Kolkata, Bydarutno Press for Peenauth Chuckerbutty and Co., 1857.

8vo. (16), 694 pp. With 11 woodcut plates. Contemporary cloth-backed marbled paper. Marbled endpapers.

 9.500,00

Exceedingly scarce edition of the first Bengali translation of the Ramayana, completed in the 15th century by Krittibas Ojha (1381-1461) and of utmost importance to the literary history of the Bengali language. Despite its fame and history, no institutions hold a copy issued prior to 1926, and only two editions (1926 and 1977) are held in institutions globally, with no copies listed in auction records.

First printed in 1810, the text is entirely in Bangla, save for a partly English title-page. It tells the story of the Ramayana in Krittibas's loose, creative, and distinctively Bengali translation. The Ramayana, originally written in Sanskrit, cannot have its importance overstated, but it in Bengal it was also a text only available to the extremely literate upper class, who could read Sanskrit. The mass popularity of Krittibas's Bengali Ramayana has long been noted: "The translation of the Ramayana by Krittivasa is by far the most popular book in Bengal [...] It is in fact the Bible of the people of the Gangetic Valley, and it is for the most part the peasants who read it" (Dinesh Chandra Sen, p. 170). In many ways it has come to represent an era, that of "the birth of the native Bengali culture and literature, liberated from the shackles of Sanskritic school so long in vogue, which in turn gave birth to a popular indigenous culture" (Sandipan Sen, p. 52). Indeed, it was so closely related to the concept of non-Sanskritic Bengali literature as a whole that it was banned by Raja Krishnachandra of Krishnanagar, a patron of Sanskritic scholars.

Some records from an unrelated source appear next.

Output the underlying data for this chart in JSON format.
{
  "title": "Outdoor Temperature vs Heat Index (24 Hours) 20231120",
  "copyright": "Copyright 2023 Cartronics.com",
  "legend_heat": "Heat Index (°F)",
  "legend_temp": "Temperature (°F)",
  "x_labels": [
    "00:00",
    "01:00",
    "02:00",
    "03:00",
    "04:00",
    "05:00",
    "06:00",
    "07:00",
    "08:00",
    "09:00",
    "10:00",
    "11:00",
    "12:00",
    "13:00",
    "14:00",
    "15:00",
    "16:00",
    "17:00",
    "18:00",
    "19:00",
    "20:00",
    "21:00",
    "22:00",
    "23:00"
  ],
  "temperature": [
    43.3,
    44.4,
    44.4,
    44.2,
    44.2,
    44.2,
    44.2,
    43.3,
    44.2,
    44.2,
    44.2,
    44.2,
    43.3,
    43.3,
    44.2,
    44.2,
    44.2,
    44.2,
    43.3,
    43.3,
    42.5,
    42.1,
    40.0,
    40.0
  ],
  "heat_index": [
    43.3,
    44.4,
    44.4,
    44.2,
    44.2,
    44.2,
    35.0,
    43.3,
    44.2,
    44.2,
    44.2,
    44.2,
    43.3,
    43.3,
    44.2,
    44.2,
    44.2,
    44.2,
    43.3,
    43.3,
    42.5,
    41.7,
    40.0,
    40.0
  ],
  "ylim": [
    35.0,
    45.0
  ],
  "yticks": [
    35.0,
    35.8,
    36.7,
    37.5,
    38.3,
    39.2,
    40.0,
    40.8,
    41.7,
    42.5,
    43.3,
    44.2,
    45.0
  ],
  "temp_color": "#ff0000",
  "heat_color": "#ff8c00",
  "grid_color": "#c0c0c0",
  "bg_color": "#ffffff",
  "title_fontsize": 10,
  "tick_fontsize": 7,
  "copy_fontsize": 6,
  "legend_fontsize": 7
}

Despite this pressure and other, later translations into Bengali, Krittibas's Ramayana remains considered, quite simply, the oldest and the best.

This copy is accompanied by 11 woodcut plates showing scenes from the story, including the deaths of Mahiravan and Kumbhakarna, Ravana's battle with Sri Ramachandra, and the coronations of both Lob Kush and Sri Ramachandra.

Provenienz

With the bookseller's plate of Maisonneuve & Cie, Paris, and the ex-libris bookplate in neo-Cuneiform and Latin.

Zustand

First leaves browned and stained; title-page rebacked with some wear but no loss to text; a few instances of tape repairs.

Literatur

Cf. Dinesh Chandra Sen, History of Bengali Language and Literature (Calcutta, 1911). Sandipan Sen, Sanskritisation of Bengali: Plight of the Margin and the Forgotten Role of Tagore. In: Journal of the Department of English Vidyasagar University 11 (2013-14), p. 51-58. Not in OCLC.